Monday, August 9, 2010

Rig Drilling Up 9 Consecutive Weeks

Oil and natural-gas rigs operating in the U.S. rose for a ninth consecutive week, as drilling in Texas jumped, according to data published by Baker Hughes Inc.
The combined oil and gas rig count gained 19, or 1.2 percent, to 1,605, the highest level since January 2009. The figure reached a 22-year high in 2008, peaking at 2,031.
Gas rigs gained 11 to 983, the highest level since February 2009. The count is down 39 percent from a peak of 1,606 in September 2008.
Gas for September delivery fell 13.1 cents, or 2.9 percent, to settle at $4.467 per million British thermal units on the New York Mercantile Exchange. Futures fell after a report showing U.S. jobs growth was less than expected.
U.S. oil rigs increased by eight to 611, the highest level since Jan. 25, 1991. Crude for September delivery dropped $1.31, or 1.6 percent, to $80.70 a barrel.

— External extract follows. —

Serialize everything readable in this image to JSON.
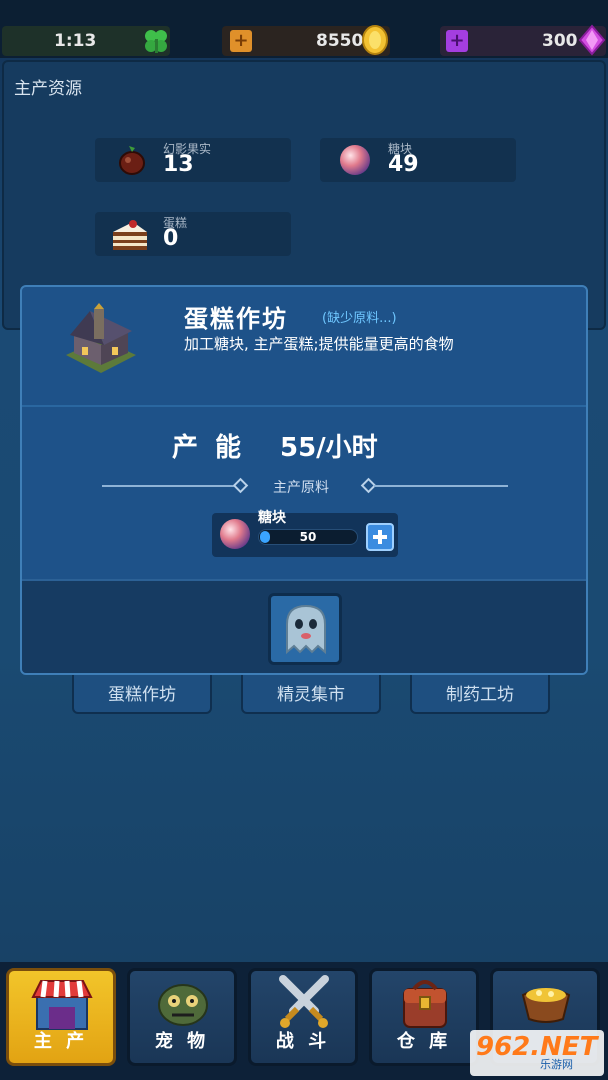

Baker Hughes also reported that miscellaneous rigs, which primarily drill for geothermal energy, were unchanged from the week before at 11.
Texas, home to 43 percent of U.S. rigs, saw its count climb by 16, or 2.4 percent, to 691, the most since January 2009.
After Texas, the rig count among major oil-producing states increased the most in North Dakota, which gained five to 133, and Oklahoma, which increased by four to 127. Alaska and Colorado added one rig each.
The rig count fell by four in Louisiana to 183. It dropped by three each in California and New Mexico. It dropped by two in Pennsylvania and one in West Virginia.
Rigs on land climbed by 20, or 1.3 percent, to 1,576, and rigs in inland waters lost two to 12. Offshore drilling gained one to 17 rigs, echoing the increase in the Gulf of Mexico.
Canadian rigs rose by 26, or 6.3 percent, to 389.